LOS ANGELES — A City Council committee backed a proposal Sept. 26 to begin purchasing a piece of Union Pacific Railroad property in Glassell Park that has long been considered key to the city’s Los Angeles River restoration goals.

The Arts, Parks and River Committee voted at a special meeting to open escrow on a $59.3 million purchase agreement for the Taylor Yard G2 parcel.

The city has plans to turn the 42 acres of industrial rail yard land into recreational and passive park space, and to restore a wildlife habitat to a river that has more of a reputation of being a storm channel.

The cost of the full project, including the purchase price, is expected to come to about $252 million, of which $120 million would be for remediation.
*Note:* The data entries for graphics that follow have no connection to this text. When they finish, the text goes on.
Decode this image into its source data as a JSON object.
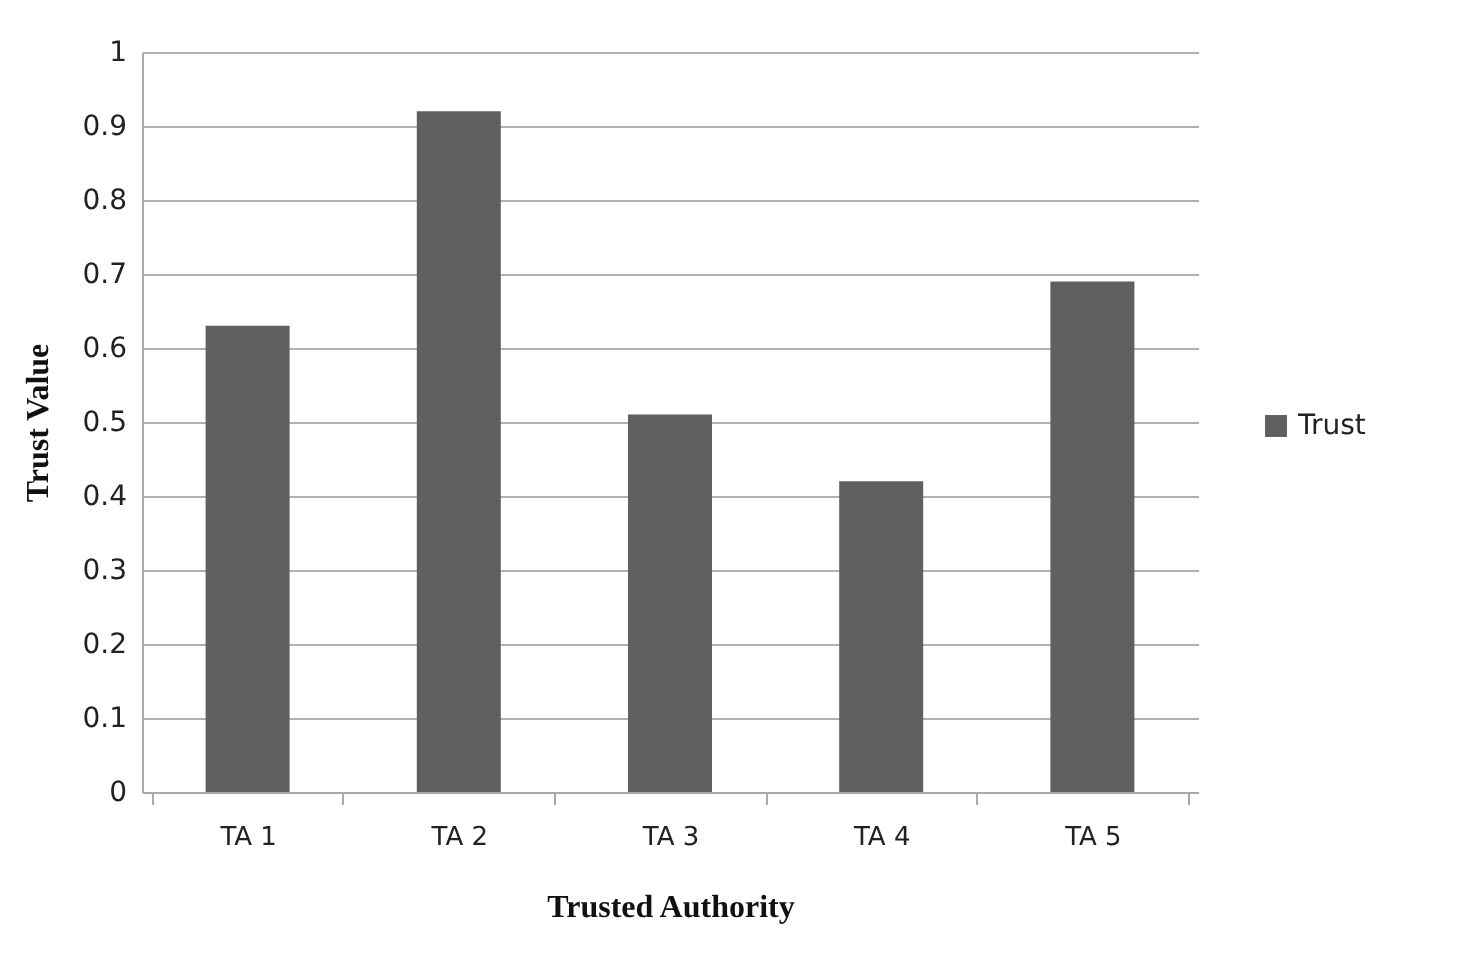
{
  "chart_data": {
    "type": "bar",
    "xlabel": "Trusted Authority",
    "ylabel": "Trust Value",
    "categories": [
      "TA 1",
      "TA 2",
      "TA 3",
      "TA 4",
      "TA 5"
    ],
    "series": [
      {
        "name": "Trust",
        "color": "#606060",
        "values": [
          0.63,
          0.92,
          0.51,
          0.42,
          0.69
        ]
      }
    ],
    "ylim": [
      0,
      1
    ],
    "yticks": [
      0,
      0.1,
      0.2,
      0.3,
      0.4,
      0.5,
      0.6,
      0.7,
      0.8,
      0.9,
      1
    ],
    "grid": "y",
    "legend": "right"
  }
}
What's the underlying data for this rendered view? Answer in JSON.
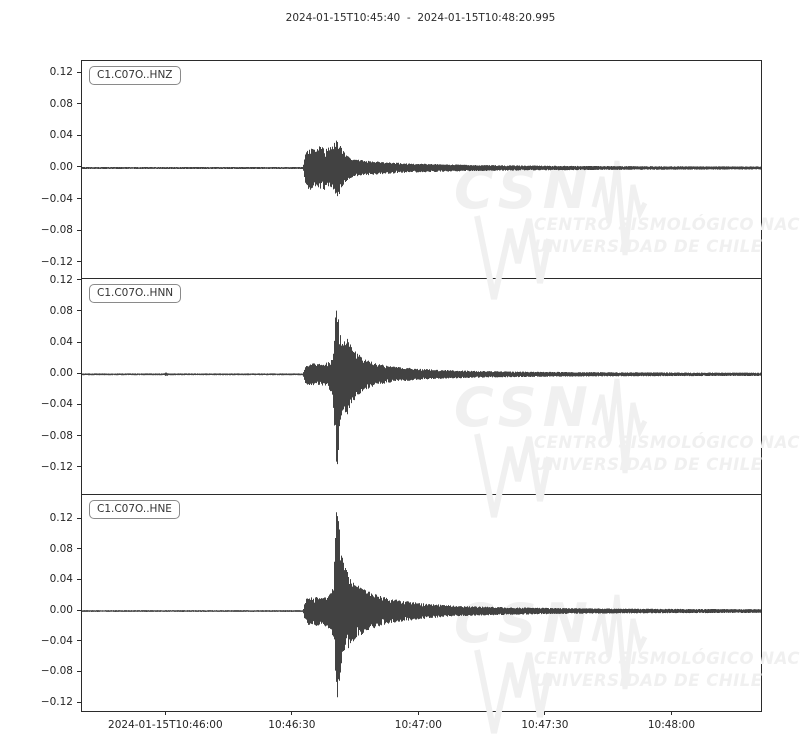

Councilman David Ryu said that while he supports projects to improve the Los Angeles River, he still has “concerns with the price tag associated” with the purchase.

“We are already currently struggling in searching for funds to pay for repairs to our aging infrastructure and services to our homeless population,” he said.

Ryu voted along with his colleagues to move forward with the purchase, but said that during the escrow process, he hopes the city will vet the purchase agreement.

“We need safeguards in place, and I want to make sure we are watching every dime to get the highest and best use for this property,” he said.

Former Councilman Ed Reyes, a longtime supporter of revitalizing the Los Angeles River, made an appearance at the committee hearing. He called the proposed purchase agreement for the parcel “historical” and that it would benefit the region.

The purchase of the parcel, at 2850 Kerr St., was negotiated in anticipation of the $1.5 billion U.S. Army Corps of Engineers plan to revitalize an 11-mile stretch of the river running through the Elysian Valley.

The Corps of Engineers plan focuses on widening the river next to the yard but does not actually detail improvements on the Taylor Yard G2 plot, which is a complementary project.

The city would need to pay nearly $1.2 billion of the Corps of Engineers river restoration cost, as well as $2.5 million annually for ongoing maintenance and operations, according to estimates released by City Administrative Officer Miguel Santana. City leaders had initially hoped the costs would be split between the city and federal government.

Councilman Mitch O’Farrell, who chairs the Arts, Parks and River Committee, said last week that if council members agree to open escrow on the purchase of the Taylor Yard G2 land, they would still have time to look more closely into the deal, and if necessary, back out before the end of the escrow period.

O’Farrell said that while the rail yard parcel is tied to the Army Corps of Engineers project — which has increased in cost since it was first proposed — the plot of land has also long been the “lynchpin” of the city’s own Los Angeles River restoration plans.

“What I want to do is make sure we don’t get distracted by what is sort of an abstract exercise” of contemplating the city’s estimated $1.2 billion share of costs in the Army Corps plans, he said.

O’Farrell said he plans to consider the immediate $252 million costs of improving on Taylor Yard itself.

The purchase of the yard would be “an enormous investment in a space that has a high value for the future of the Los Angeles River,” he said.

Under the tentative deal, the purchase amount would include setting aside $14.7 million for part of the soil remediation costs.

The city is also counting on the state providing $25 million of the purchase cost, which would need to be funneled through a potential agreement with the Santa Monica Mountains Conservancy, according to Santana.

The state’s portion would likely not be available to the city when it comes time to purchase the land.

Santana’s report also gives City Council members the option of forgoing purchase of the property at this time.